El profesor Antonio Calvo ya no concectaba con esta generación. Cada noche, cuando llegaba del trabajo a su apartamento en Manhattan pensaba que el mundo, la vida, le estaba sobrepasando. Incluso se sentía culpable por no saber inculcar a sus alumnos los valores que habían asentado su existencia desde su adolescencia. La situación era ya insostenible. Los alumnos más veteranos se habían quejado repetidamente a la dirección del Departamento de Lengua y Cultura Española y Portuguesa. Tocaba renovar su contrato con la universidad. La presión de estos alumnos malcriados y exponentes de la asquerosa postmodernidad que castiga nuestro primer mundo era ya insoportable. En clase y fuera de clase le hacían la vida imposible. Había perdido por completo no sólo su carisma sino su autoridad. Era una paradigmática víctima del mobbing definido por el sueco Heinz Leymann, la francesa Marie-France Hirigoyen y el español Iñaki Piñuel y Zabala y que en España ha sido tipificado como delito….. en la reforma del Código Penal de 2010.

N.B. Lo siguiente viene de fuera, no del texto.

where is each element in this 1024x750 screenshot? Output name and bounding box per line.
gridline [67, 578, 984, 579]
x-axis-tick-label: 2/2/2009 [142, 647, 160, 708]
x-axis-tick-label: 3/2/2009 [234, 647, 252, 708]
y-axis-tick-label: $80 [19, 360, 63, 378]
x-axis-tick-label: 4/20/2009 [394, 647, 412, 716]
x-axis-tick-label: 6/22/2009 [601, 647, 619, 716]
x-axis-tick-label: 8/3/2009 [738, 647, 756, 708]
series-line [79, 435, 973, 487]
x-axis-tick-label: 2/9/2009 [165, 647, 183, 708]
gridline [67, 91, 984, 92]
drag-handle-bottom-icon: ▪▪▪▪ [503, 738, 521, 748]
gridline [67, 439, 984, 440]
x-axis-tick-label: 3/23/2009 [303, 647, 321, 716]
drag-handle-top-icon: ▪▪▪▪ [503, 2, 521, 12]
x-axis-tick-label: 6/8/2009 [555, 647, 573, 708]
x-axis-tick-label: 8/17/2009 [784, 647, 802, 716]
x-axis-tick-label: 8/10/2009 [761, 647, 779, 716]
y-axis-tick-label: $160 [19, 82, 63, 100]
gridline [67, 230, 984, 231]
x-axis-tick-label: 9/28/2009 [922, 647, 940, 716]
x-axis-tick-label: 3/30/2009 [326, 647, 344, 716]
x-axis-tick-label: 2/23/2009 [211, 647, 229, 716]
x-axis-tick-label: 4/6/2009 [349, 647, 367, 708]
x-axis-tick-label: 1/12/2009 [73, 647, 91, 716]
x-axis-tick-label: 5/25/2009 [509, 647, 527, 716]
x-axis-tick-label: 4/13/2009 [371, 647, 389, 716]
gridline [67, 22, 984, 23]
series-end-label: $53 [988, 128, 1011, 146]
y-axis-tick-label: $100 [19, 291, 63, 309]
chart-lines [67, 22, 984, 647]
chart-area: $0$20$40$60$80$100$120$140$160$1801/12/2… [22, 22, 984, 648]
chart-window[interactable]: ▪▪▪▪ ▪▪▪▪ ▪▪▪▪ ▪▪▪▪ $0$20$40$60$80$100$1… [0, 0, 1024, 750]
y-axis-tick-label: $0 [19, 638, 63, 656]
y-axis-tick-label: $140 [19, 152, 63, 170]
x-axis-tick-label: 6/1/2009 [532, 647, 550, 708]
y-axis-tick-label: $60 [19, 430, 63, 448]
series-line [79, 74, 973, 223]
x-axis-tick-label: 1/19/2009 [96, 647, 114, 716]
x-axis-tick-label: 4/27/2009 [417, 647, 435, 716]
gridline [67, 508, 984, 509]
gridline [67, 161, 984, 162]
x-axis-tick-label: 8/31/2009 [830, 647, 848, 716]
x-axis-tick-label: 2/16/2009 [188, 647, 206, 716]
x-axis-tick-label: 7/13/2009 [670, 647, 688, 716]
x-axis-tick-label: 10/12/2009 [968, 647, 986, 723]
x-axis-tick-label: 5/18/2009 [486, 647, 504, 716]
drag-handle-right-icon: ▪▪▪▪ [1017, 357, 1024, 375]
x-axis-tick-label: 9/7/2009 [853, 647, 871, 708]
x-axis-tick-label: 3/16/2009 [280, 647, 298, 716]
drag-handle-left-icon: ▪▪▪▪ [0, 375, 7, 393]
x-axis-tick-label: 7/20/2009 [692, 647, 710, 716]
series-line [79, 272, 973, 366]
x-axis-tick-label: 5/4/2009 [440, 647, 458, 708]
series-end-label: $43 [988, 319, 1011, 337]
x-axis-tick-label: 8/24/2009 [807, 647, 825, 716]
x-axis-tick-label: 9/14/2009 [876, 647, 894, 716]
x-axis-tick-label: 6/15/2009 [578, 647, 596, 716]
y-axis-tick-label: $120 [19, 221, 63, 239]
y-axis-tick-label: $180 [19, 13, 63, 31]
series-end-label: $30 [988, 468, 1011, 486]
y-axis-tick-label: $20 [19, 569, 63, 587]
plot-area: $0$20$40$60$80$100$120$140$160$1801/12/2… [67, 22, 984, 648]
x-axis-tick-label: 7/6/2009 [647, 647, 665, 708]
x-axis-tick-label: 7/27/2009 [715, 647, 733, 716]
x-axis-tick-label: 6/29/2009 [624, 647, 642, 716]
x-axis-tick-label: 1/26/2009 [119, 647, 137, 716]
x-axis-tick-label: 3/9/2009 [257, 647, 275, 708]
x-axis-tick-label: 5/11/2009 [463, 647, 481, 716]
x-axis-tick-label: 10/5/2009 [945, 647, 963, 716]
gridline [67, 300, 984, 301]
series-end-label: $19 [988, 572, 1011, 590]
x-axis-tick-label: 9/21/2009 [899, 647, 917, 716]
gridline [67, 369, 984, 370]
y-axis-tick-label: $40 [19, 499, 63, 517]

La Universidad no sabía como quitárselo de enmedio. Los padres de la criaturas pagaban una millonada para que sus diabólicas y postmodernas criaturas obtuviesen una licenciatura y la universidad, como empresa privada que es, no admitía riesgos para su negocio mercantil. Al profesor le abrieron un expediente, le quitaron las llaves de su despacho y le cerraron su cuenta de correo electrónico. El 11 de abril de 2011 estaba citado formalmente para exponer oralmente sus alegaciones contra no sabe qué porque la universidad mantiene en secreto las imputaciones contra el profesor. Antonio Calvo no se presentó a la cita, consideró el silencio y su inasistencia como las mejores alegaciones contra la injusticia y la estupidez. Al día siguiente, en su apartamento de Manhattan, se dio por vencido. Llegó a la conclusión de que no podía luchar contra la postmodernidad pseudo-urbanita, naift e infantiloide instalada en una generación perdida no ya en el pensamiento único sino en la ausencia de pensamiento. Se acercó a la cocina, cocina americana por supuesto. Cogió un gran cuchillo y se cortó las venas y el cuello. Su sangre, esparcida por toda la casa, no fue apetecida por ningún personaje del agilipollado "Crepúsculo" que llena nuestras librerías. La sangre del profesor Antonio Calvo estaba reservada para el auténtico Drácula, el de Brian Stoker. El único. En la foto publicada en el períodico, detrás de las gafas, se adivina una mirada triste y cansada.